Rachel beanspruchte sofort die Vorratskammer für sich, also bahrte ich ihren Sarg dort auf dem Boden auf und schaute, ob ich irgendwo Feuerholz auftreiben konnte. In dieser ersten Nacht verbrannte ich kurzerhand die Reste des Treppengeländers und am Morgen begann ich sofort, eine Liste mit Baumaterialien aufzustellen, die ich brauchen würde, um das Haus wieder einigermaßen in Schuss zu bringen. Sie wurde letzten Endes mehrere Seiten lang, aber es fühlte sich gut an, ein Projekt zu haben, das meine Gedanken von dem, was in Thetford passiert war, ablenkte.
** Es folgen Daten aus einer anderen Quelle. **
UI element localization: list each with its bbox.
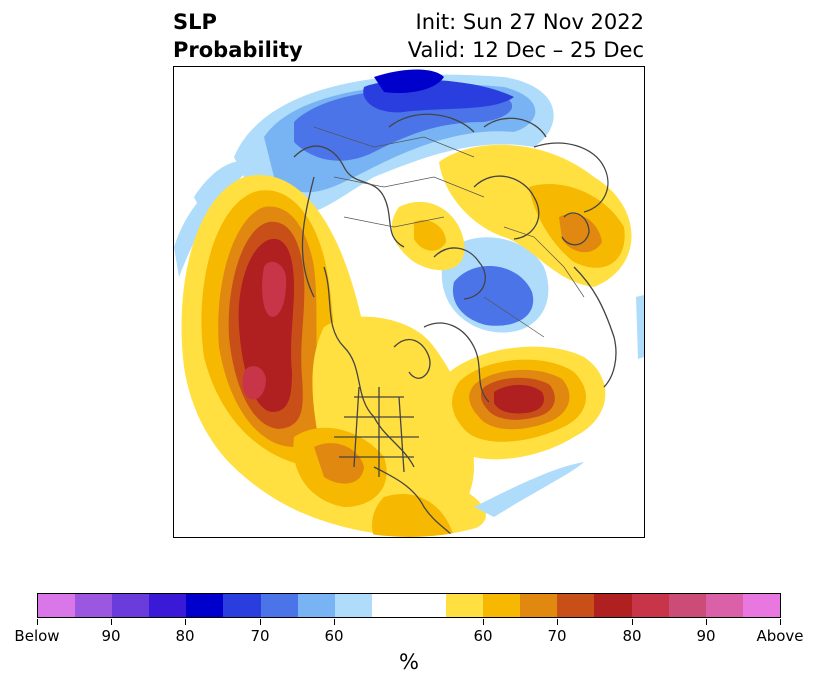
- colorbar-tick: [780, 619, 781, 625]
- colorbar-tick-label: Below: [14, 627, 60, 645]
- colorbar-tick: [632, 619, 633, 625]
- colorbar-segment: [334, 594, 372, 617]
- colorbar-tick-label: 90: [696, 627, 716, 645]
- colorbar-units: %: [399, 650, 419, 674]
- colorbar-tick: [334, 619, 335, 625]
- colorbar-tick: [111, 619, 112, 625]
- below-normal-arctic: [174, 69, 554, 277]
- colorbar-tick-label: 80: [622, 627, 642, 645]
- colorbar-tick-label: 60: [473, 627, 493, 645]
- colorbar-segment: [75, 594, 113, 617]
- colorbar-tick: [185, 619, 186, 625]
- map-panel: [173, 66, 645, 538]
- colorbar-segment: [483, 594, 521, 617]
- above-normal-atlantic: [435, 346, 606, 460]
- colorbar-segment: [446, 594, 484, 617]
- colorbar-tick: [37, 619, 38, 625]
- below-normal-greenland: [441, 237, 549, 333]
- valid-range: Valid: 12 Dec – 25 Dec: [407, 38, 644, 62]
- colorbar-segment: [705, 594, 743, 617]
- colorbar-tick: [260, 619, 261, 625]
- title-metric: Probability: [173, 38, 303, 62]
- title-right: Init: Sun 27 Nov 2022 Valid: 12 Dec – 25…: [408, 8, 644, 64]
- title-variable: SLP: [173, 10, 217, 34]
- colorbar-tick: [706, 619, 707, 625]
- colorbar-tick: [557, 619, 558, 625]
- coastlines: [293, 113, 617, 537]
- colorbar-segment: [38, 594, 76, 617]
- colorbar-tick-label: 60: [324, 627, 344, 645]
- colorbar-segment: [371, 594, 447, 617]
- below-normal-streak: [474, 462, 584, 517]
- above-normal-america: [293, 316, 474, 537]
- colorbar-segment: [668, 594, 706, 617]
- colorbar-segment: [631, 594, 669, 617]
- colorbar-segment: [223, 594, 261, 617]
- colorbar-tick: [483, 619, 484, 625]
- colorbar-segment: [260, 594, 298, 617]
- init-date: Init: Sun 27 Nov 2022: [415, 10, 644, 34]
- colorbar-segment: [557, 594, 595, 617]
- below-normal-edge: [636, 295, 644, 359]
- colorbar-segment: [594, 594, 632, 617]
- colorbar-tick-label: 70: [250, 627, 270, 645]
- colorbar-segment: [520, 594, 558, 617]
- colorbar-segment: [297, 594, 335, 617]
- colorbar-tick-label: 80: [175, 627, 195, 645]
- colorbar: [37, 593, 781, 618]
- colorbar-tick-label: Above: [756, 627, 804, 645]
- colorbar-tick-label: 90: [101, 627, 121, 645]
- colorbar-segment: [149, 594, 187, 617]
- colorbar-tick-label: 70: [547, 627, 567, 645]
- probability-map: [174, 67, 644, 537]
- above-normal-north: [391, 144, 632, 287]
- title-left: SLP Probability: [173, 8, 303, 64]
- colorbar-segment: [742, 594, 780, 617]
- colorbar-segment: [112, 594, 150, 617]
- colorbar-segment: [186, 594, 224, 617]
- borders: [313, 126, 585, 338]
Ich hatte die Zeitungen nicht gelesen, daher kannte ich die Identitäten meiner Opfer nicht, aber ich war mir auch gar nicht sicher, ob ich das wollte. Was, wenn ich ein paar der Jungs getötet hatte, mit denen ich mich im Laufe der Zeit angefreundet hatte? Das könnte ich mir niemals verzeihen. Barry war so ein netter Junge gewesen. Farny und Collin auch, auf ihre Weise zumindest, und was Tommy betraf … er hatte in seinem kurzen Leben mehr Probleme gehabt als ich in fast sieben Jahrzehnten. Ich hatte erst mit sechzehn Jahren das erste Mal Monster getroffen, doch er hatte seit dem Tag seiner Geburt mit ihnen zusammengelebt. Gab es etwas Tragischeres als das?

Rachel wusste es besser, als mich mit dieser Sache zu nerven. Ich denke, ihre neu gewonnene Freiheit hatte sie von der Wut befreit, die sie für den Großteil eines Jahrhunderts mit sich herumgeschleppt hatte. Sie war ohne große Diskussionen damit einverstanden, in der ersten Nacht nur Seemöwen zu jagen, und brachte mir in den Falten ihres Nachthemds sogar noch einige Eier mit, die ich mir am nächsten Morgen zubereiten konnte.

Ich machte mir gerade Frühstück und kümmerte mich um meinen eigenen Kram, als ich plötzlich ein Klopfen an der Tür und die Stimme einer Frau hörte, die offenbar hierhergekommen war, um mir mehr als nur eine Tasse Zucker als herzliche Begrüßung anzubieten.